You may find yourself in one of these categories. But never fear. There are ways to address the situation after you finally recognize what
is going on. The following is adapted from Dr. Judith Orloff’s new book Emotional Freedom: Liberate Yourself From Negative Emotions and Transform Your Life (Three Rivers Press, 2011)
“When empaths absorb the impact of stressful emotions, it can trigger panic attacks, depression, food, sex and drug binges, and a plethora of physical symptoms that defy traditional medical diagnosis from fatigue to agorophobia. Since I’m an empath, I want to help all my empath-patients cultivate this capacity and be comfortable with it.
“Empathy doesn’t have to make you feel too much all the time. Now that I can center myself and refrain from shouldering civilization’s discontents, empathy continues to make me freer, igniting my compassion, vitality, and sense of the miraculous.”
Here are a few practices to keep yourself centered and in control:
- Gift yourself with quiet time to emotionally relax.

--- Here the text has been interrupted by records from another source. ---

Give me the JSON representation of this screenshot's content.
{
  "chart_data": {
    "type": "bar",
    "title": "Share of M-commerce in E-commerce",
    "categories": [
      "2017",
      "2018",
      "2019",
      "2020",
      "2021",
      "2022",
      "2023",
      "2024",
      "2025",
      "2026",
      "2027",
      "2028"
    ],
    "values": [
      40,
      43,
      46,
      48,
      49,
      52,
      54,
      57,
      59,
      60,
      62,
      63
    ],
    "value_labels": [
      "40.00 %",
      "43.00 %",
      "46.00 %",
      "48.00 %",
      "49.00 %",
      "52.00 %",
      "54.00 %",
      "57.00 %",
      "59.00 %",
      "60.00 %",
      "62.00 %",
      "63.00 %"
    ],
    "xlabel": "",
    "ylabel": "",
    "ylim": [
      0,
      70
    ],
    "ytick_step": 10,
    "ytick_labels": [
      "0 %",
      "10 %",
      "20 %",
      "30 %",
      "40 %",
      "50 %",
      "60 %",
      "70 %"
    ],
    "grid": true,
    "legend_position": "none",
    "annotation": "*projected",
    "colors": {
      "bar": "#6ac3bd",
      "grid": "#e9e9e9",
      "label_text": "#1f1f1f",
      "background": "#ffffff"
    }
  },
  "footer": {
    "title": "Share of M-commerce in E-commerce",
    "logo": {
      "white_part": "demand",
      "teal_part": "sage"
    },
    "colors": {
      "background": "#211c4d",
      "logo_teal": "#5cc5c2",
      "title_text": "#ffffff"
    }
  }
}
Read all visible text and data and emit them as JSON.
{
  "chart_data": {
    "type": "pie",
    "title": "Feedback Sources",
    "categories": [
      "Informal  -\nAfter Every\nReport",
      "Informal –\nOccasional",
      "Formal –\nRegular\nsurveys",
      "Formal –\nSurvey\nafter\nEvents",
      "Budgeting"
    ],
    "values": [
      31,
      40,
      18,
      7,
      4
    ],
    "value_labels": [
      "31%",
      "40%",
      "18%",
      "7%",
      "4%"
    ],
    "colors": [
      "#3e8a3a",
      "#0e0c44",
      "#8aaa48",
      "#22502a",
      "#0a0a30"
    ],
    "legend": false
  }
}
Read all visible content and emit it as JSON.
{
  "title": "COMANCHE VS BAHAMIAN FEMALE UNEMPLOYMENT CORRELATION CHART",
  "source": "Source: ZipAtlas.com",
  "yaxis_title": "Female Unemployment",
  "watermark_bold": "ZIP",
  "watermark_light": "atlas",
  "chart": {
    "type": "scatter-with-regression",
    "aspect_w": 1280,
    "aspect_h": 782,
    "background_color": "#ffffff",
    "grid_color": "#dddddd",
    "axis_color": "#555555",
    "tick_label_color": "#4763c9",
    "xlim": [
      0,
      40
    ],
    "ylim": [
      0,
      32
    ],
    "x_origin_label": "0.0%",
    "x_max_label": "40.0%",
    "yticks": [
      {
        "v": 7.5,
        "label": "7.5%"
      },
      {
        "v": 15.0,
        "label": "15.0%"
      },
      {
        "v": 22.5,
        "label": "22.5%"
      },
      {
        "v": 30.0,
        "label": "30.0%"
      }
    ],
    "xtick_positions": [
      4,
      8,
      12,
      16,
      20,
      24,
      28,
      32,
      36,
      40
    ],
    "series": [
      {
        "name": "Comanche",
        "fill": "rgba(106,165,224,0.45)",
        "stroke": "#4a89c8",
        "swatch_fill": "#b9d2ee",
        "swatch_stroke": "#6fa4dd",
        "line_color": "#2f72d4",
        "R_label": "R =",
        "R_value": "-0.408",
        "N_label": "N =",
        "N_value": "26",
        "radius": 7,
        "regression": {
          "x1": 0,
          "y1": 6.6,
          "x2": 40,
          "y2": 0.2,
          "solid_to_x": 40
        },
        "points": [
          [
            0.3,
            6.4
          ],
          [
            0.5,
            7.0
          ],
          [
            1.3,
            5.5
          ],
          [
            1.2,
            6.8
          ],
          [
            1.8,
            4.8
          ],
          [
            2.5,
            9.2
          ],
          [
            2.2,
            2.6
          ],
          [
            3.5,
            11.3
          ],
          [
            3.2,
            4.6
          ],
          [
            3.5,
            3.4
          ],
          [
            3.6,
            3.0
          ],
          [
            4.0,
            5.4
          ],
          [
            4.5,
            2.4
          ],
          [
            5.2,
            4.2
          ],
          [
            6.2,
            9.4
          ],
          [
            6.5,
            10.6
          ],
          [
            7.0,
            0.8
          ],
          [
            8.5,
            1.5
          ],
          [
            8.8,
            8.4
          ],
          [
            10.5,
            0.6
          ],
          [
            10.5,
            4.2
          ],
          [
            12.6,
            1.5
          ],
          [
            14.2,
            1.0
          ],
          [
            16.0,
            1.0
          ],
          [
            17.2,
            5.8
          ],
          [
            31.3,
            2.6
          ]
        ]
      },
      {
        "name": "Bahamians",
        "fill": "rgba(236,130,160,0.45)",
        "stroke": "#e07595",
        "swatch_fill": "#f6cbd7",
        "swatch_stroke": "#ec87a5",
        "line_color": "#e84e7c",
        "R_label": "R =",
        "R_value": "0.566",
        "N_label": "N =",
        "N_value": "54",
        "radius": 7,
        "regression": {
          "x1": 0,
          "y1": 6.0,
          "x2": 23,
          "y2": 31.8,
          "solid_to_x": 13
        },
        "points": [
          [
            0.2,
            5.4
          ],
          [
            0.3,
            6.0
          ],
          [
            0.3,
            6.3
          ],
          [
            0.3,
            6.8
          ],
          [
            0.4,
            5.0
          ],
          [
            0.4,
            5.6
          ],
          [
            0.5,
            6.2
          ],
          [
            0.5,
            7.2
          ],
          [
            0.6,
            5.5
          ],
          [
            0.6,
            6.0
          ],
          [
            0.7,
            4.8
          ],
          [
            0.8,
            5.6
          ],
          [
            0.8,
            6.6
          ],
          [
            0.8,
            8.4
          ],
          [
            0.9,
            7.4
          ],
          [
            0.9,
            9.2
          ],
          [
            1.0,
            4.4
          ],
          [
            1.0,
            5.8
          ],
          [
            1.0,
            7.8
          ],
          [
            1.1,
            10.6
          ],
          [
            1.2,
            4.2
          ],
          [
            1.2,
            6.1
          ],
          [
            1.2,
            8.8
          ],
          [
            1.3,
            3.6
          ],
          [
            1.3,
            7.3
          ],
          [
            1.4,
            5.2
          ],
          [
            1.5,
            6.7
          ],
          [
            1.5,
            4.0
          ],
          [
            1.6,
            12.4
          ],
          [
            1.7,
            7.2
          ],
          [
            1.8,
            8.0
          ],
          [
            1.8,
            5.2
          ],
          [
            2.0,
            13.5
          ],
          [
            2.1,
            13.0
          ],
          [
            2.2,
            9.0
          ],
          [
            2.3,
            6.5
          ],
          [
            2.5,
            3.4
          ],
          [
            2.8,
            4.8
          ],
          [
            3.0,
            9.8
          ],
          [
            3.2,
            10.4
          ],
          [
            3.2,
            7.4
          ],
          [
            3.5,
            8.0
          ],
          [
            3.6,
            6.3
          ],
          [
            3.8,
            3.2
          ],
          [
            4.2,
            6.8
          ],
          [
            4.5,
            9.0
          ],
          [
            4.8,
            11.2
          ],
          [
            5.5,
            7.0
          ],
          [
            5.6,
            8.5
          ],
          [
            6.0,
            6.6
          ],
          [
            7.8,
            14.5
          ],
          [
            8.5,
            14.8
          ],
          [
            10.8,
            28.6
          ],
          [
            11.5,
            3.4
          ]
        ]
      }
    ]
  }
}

Take regular calming mini-breaks throughout the day. Breathe in fresh air. Stretch. Feel yourself in your own body.
- Use mini-meditations. Meditate for a few minutes. It keeps your energy centered and grounded so others’ emotions don’t get caught in your energy field.
- Define and honor your empathic needs.Safeguard your sensitivities. Here’s how.
- Learn to say “no.” You don’t have to explain why.
- Socialize inshort spurts. Find quiet spaces to retire to if need be.
- Stay on the outskirts of large crowds or groups of people. Know when to take a restroom break to breathe and relax.
- Make your home a safe, sacred space.
Do your own research. Look up websites dealing with empathy; find an author who you resonate with and follow their books and tapes. Don’t try to gather too much information. It can lead to confusion about the topic. Go with what feels good to you, that good feeling will never steer you wrong.